In Rabinovitch and Kavanagh’s editorial, the authors infer that we have failed to both recognize the significance of locoregional tumor recurrence and to appreciate the need for the prevention and treatment of such recurrences. They imply that, as a consequence, the National Surgical Adjuvant Breast and Bowel Project (NSABP) B-06 clinical trial, which provided the first data to justify the use of lumpectomy for the treatment of breast cancer, was flawed in both design and conduct. That notion is without basis in fact. Indeed, the idea that we have been indifferent to local disease control can be refuted by an examination of a few excerpts from some of our publications. We have stated that:

  • “Improper surgery, improper radiation therapy, along with inadequate backup systems, such as pathology, will destroy the credibility of breast conservation.”
  • “It continues to remain NSABP policy, however, that all patients treated by lumpectomy have tumor-free specimen margins. It is also our opinion that in no circumstance is there justification for surgeons to not make every effort to obtain tumor-free [specimen] margins.
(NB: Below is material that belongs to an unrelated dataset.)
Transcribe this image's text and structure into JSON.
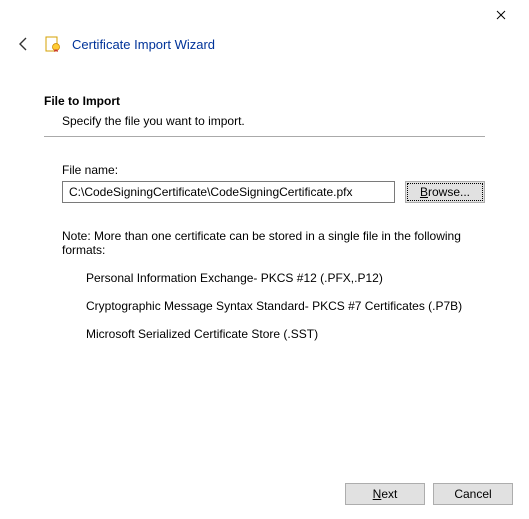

Nor is it justifiable for a radiation oncologist to dismiss the importance of free margins because ‘radiation therapy will take care of it.’ It is to be emphasized that abandonment of Halstedian principles of cancer surgery does not imply that sloppy surgery can be condoned.”
  • “[We have] emphasized the need for close interrelationships among surgeons, pathologists, and radiation and medical oncologists when a lumpectomy is performed. Orchestration of the event is more complex than that which is necessary for a mastectomy. When a surgeon makes the decision that a lumpectomy is appropriate, he or she must appreciate that a patient’s outcome is apt to depend on the surgeon’s skills as well as those that the other members of the ‘team’ possess.”

A more careful reading of our article on the subject of advances in the treatment of breast cancer, which was published in 1999, and which is cited as reference number 2 in the Rabinovitch editorial, would have led the authors to better understand our position with regard to the prevention of locoregional recurrence. The following statements appeared in that article:

* “... I [B.F.] do not dismiss the idea that all efforts should be made to prevent local-regional tumour. ... the treatment of breast cancer was governed by two independent paradigms, one concerned with eradicating local manifestations of the disease without compromising prospects for cure. ... “

Furthermore, because Rabinovitch and Kavanagh cite no references for their erroneous assertion that, “Local recurrences [in the B-06 trial] were not considered potential sources of subsequent metastatic spread,”  this comment is their impression of our position, rather than an actual statement of fact. Although we have maintained that, “IBTR [ipsilateral breast tumor recurrence] proved to be a powerful independent predictor of distant disease,”  never have we either stated or implied that the presence of an IBTR could not be a potential source of distant disease.